The temptation is understandable. After all, when someone holds your life in his or her hands, it would be nice to know a bit more about what makes them tick. But today, anyone with an Internet connection can have access to the fevered, funny, angry and very human thoughts of these men and women who help us navigate the perilous shoals between illness and health. The vehicle? The doctor's blog. A blog is the name used to describe a weblog, the constantly updated platform for the idiosyncratic and highly personal musings (or rantings) of anyone who wants to set one up in cyberspace.

"It's a direct line to see what doctors think that you won't pick up in the office or from television shows," says Michael Ostrovsky, a cardiac anesthesiologist in Daly City, Calif...

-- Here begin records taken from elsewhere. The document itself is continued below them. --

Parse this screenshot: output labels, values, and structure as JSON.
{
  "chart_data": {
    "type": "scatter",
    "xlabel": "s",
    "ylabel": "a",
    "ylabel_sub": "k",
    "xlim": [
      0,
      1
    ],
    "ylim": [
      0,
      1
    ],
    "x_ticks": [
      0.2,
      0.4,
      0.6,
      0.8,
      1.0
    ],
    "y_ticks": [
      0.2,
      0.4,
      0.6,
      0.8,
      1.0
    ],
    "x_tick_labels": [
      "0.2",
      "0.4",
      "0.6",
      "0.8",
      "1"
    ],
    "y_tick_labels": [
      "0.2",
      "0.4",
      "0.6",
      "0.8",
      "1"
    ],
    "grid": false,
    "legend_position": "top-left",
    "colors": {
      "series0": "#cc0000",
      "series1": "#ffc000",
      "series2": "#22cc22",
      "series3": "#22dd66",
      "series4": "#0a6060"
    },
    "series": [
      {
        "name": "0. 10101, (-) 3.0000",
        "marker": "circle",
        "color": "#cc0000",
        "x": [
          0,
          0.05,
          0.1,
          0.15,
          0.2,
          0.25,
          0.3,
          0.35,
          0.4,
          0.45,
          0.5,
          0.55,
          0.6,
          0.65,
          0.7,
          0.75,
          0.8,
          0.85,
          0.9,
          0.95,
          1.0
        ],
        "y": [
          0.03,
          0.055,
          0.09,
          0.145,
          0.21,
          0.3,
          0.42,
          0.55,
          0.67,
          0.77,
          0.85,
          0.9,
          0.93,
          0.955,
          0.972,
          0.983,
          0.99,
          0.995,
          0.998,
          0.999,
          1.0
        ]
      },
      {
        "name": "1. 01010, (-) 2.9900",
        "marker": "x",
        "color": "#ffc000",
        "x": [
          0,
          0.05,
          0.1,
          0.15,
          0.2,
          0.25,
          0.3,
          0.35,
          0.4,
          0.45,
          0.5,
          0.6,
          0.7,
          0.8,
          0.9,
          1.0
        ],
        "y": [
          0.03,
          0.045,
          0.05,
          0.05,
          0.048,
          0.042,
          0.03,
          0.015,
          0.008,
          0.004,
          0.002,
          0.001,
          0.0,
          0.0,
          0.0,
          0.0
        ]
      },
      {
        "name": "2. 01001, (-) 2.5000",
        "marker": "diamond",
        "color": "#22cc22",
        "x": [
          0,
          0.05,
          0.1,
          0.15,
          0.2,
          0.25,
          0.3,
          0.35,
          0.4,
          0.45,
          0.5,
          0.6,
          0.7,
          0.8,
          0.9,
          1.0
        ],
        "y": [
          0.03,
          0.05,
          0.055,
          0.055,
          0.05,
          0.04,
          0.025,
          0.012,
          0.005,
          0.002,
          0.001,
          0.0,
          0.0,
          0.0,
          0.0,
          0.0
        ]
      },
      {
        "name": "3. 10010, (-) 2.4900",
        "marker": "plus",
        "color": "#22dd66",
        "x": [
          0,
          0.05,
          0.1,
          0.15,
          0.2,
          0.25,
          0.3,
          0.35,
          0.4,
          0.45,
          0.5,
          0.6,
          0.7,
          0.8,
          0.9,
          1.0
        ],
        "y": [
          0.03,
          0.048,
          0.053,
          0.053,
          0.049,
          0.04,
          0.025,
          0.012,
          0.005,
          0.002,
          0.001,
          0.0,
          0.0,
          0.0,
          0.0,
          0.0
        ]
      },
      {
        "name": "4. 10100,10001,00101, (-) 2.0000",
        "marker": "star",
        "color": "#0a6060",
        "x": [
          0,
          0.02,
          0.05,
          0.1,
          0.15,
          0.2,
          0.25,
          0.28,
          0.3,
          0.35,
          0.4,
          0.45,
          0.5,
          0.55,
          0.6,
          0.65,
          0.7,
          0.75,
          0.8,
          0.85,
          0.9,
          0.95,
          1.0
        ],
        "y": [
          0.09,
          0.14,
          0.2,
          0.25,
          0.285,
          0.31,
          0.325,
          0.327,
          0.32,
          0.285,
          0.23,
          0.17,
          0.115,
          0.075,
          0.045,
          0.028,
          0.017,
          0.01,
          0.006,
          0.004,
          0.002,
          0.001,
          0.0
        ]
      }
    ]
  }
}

I'm consistently surprised about what makes it into the final version of a story. For instance, the reporter and I were discussing how bloggers discover each other, how we cross-reference posts. Sure, there's medlogs.com, and now Grand Rounds (which she graciously acknowledged). I also mentioned one post which really seemed to put me on the map last year -- "Hard to Swallow", a pun-laden critique of a Austrian nose-picking advocate.

Well, very little of the conversation about blog cross-linking and meme propagation made it into print. But, naturally, my views on nose-picking are prominently excerpted in the sidebar (in stark contrast to the really insightful quotes from Dr. Charles, the Cheerful Oncologist, and others -- I suppose it's appropriate that the print debut of "Dr. Nicholas Genes" is a little... juvenile).

At any rate, the article provides a good survey of doctor blogging, and the various motivations behind it. And the reporter leaves her readers (and interviewees) with some good questions: will blogging improve the doctor-patient relationship? Will it help disseminate medical data amongst peers? Will it "spawn the next Oliver Sacks?"

I've tried to be cognizant of the risks in believing our hype, of overestimating the potential of medical blogs. So it's exciting to hear an outside reporter asking these questions. And I look forward to learning the answers, in the coming years.

Lacrimation Day

I was standing in the buffet line of one of the many graduation fetes this weekend, next to a dear physician on my school's faculty. But she was suffering:

Distinguished faculty: My eyes are watering, my nose is running, I feel awful.
Me: Allergies?
Distinguished faculty (chuckling): Yeah, how could you tell?

I smiled back and said, for the first time, "Well... I am a doctor."

Not surprisingly, at the ceremony today, quite a few of us graduates, faculty, and family members got a little misty-eyed. Must be the pollen.